793.94/839: Telegram

The Ambassador in Japan (Morris) to the Acting Secretary of State

Your June 11th, 5 p.m. The situation in China is giving the Japanese Government serious concern. The efforts of Foreign Office officials to minimize it when talking to me do not succeed in concealing their nervousness. Hara, I believe, [omission] familiar with developments of the past month and is considering what course he ought to pursue. He feels that the attitude of the British-American groups in China renders it more difficult for him to lead the Japanese governing forces toward a policy of reconciliation with China. On the other hand, the military party apparently inaugurating increasing disorder in China and hopes it may force some form of intervention. Only thus can it hope to regain some of its lost prestige. I observe nothing which indicates any political crisis here. Thus far Hara has the situation well in hand and Tanaka, the War Minister, is working with him. The rice shortage may lead to social unrest and disorder but the Government is grappling with the problem and is reported to be formulating remedial measures.

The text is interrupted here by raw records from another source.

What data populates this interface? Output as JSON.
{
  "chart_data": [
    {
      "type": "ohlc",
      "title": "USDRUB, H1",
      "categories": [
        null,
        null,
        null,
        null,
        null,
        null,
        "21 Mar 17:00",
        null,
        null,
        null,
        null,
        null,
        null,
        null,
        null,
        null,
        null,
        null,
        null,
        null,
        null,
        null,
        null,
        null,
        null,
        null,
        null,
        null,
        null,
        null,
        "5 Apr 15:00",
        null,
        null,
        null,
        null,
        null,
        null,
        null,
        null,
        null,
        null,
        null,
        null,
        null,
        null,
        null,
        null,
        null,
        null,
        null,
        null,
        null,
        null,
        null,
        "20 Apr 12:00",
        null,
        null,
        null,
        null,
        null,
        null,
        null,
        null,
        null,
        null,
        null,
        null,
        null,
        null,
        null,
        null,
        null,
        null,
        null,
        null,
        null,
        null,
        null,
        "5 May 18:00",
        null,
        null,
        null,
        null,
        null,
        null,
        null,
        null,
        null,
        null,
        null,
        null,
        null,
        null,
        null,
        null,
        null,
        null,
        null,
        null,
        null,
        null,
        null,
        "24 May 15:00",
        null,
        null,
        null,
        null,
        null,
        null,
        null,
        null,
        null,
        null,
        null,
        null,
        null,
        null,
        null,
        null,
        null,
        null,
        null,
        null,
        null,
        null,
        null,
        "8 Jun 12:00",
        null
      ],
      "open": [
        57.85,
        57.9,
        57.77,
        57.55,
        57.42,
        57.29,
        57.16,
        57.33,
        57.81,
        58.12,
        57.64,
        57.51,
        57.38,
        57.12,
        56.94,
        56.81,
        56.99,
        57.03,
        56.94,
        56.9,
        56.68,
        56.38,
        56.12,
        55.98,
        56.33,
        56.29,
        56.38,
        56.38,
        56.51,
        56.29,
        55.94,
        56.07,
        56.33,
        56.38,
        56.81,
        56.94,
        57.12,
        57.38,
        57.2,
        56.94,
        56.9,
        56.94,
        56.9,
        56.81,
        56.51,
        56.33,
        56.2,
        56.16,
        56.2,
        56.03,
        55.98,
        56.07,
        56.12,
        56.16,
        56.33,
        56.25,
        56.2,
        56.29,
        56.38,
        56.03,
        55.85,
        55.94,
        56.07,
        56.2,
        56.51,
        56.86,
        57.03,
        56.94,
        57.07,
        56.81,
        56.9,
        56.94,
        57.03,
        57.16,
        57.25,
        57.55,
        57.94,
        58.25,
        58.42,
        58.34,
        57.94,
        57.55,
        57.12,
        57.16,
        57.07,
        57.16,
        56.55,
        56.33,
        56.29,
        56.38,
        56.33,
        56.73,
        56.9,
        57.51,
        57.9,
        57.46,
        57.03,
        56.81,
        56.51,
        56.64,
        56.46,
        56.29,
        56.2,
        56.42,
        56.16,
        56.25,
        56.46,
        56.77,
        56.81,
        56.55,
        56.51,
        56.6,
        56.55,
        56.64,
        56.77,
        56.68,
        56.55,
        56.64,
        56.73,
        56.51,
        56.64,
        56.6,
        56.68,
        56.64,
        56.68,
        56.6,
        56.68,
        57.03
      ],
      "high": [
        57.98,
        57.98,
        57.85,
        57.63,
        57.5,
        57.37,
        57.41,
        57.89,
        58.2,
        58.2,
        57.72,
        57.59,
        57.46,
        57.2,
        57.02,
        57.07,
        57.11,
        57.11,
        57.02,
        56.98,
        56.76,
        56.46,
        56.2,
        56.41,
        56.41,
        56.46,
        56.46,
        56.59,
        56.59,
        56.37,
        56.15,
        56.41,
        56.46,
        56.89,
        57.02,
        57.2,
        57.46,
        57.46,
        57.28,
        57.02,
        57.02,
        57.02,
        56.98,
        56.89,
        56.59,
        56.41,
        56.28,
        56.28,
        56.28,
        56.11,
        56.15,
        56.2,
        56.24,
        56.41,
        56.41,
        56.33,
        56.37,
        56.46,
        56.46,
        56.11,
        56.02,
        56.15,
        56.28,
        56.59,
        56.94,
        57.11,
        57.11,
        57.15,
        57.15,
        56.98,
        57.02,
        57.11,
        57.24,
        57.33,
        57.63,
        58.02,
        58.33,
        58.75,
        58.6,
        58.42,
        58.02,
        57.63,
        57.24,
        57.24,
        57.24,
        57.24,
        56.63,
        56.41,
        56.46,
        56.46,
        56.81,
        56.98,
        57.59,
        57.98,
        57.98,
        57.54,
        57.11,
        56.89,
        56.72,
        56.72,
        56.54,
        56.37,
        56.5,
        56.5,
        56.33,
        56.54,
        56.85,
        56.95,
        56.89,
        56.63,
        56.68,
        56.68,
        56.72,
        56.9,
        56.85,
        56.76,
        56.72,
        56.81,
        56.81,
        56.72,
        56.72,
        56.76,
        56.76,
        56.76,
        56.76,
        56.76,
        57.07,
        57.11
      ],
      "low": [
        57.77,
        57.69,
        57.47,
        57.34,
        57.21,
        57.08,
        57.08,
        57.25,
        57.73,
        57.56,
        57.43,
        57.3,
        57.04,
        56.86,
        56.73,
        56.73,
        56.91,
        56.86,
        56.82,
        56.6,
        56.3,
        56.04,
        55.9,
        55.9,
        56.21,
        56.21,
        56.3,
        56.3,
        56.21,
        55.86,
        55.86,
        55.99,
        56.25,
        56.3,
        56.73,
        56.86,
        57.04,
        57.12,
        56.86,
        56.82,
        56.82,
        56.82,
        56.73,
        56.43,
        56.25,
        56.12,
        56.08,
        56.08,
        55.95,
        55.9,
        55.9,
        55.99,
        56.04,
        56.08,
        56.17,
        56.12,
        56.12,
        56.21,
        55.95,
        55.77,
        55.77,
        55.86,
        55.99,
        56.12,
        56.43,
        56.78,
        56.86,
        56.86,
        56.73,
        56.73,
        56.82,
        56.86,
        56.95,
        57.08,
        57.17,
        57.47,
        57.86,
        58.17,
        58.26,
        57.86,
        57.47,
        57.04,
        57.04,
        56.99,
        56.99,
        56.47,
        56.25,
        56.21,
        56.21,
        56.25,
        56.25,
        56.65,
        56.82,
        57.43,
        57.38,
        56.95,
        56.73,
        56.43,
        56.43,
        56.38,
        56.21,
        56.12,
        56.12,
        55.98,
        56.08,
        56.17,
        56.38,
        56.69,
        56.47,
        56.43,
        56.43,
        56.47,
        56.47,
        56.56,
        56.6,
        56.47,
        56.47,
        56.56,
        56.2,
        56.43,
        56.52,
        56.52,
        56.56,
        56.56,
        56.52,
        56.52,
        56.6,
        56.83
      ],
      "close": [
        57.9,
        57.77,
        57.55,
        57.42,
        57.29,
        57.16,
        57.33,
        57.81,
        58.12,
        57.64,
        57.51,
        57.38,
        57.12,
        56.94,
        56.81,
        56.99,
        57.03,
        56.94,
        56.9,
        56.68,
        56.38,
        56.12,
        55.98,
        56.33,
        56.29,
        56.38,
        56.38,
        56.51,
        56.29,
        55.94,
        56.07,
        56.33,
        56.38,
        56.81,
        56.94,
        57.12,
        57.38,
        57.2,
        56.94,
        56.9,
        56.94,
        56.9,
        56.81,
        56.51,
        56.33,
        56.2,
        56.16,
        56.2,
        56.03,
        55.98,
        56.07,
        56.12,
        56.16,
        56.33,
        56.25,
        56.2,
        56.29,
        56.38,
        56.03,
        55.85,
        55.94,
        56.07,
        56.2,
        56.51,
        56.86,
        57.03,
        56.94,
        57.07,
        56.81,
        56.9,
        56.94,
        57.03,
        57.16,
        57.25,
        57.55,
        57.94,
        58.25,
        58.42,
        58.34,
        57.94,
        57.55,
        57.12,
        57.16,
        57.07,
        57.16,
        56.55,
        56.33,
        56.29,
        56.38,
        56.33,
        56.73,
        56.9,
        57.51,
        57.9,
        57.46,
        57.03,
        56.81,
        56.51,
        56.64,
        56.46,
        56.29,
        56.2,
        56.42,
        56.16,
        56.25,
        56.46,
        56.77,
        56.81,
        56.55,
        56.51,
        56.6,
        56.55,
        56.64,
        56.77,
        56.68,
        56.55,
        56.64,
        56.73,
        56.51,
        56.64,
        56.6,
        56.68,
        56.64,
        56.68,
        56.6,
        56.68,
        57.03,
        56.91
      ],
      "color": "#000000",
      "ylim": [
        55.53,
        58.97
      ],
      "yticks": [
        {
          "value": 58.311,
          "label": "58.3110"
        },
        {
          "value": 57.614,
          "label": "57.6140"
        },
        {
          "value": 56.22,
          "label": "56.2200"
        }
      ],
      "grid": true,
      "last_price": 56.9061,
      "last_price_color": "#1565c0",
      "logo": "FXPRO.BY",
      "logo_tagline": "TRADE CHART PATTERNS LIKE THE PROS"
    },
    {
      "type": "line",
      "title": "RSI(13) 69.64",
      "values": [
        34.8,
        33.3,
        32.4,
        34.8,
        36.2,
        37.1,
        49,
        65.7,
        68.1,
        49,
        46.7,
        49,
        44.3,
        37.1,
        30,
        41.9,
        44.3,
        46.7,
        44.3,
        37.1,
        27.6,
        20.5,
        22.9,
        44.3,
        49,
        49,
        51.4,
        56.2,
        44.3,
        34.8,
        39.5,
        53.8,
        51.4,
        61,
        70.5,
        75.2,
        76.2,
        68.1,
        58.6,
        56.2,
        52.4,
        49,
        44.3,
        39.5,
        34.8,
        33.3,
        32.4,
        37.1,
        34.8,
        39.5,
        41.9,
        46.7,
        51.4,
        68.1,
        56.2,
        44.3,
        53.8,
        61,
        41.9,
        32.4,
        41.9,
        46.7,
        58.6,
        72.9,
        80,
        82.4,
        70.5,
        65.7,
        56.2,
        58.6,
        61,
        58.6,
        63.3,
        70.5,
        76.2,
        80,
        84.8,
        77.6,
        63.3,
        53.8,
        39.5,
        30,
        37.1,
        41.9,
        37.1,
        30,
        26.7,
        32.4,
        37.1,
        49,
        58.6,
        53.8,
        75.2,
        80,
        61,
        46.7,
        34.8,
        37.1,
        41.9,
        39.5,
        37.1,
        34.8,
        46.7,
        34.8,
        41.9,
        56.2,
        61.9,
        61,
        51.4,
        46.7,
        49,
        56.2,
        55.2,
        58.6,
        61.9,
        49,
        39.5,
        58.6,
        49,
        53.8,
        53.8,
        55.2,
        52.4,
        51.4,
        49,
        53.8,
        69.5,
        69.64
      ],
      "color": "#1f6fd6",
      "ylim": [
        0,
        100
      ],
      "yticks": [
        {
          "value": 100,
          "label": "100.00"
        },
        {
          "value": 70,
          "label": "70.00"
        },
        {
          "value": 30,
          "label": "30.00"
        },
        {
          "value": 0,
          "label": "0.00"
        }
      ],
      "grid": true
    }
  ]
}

My French colleague recently showed me the telegram referred to. He did not use the phrase “popular uprising” but stated that the Government here feared that the Chinese boycott, added to the scarcity of rice, would “increase the social unrest which has been fermenting for some time.” In this statement I concur. How serious this unrest will become during the next four months depends, in my judgment, on how far Hara is permitted to go in the application of more liberal policies, foreign and domestic.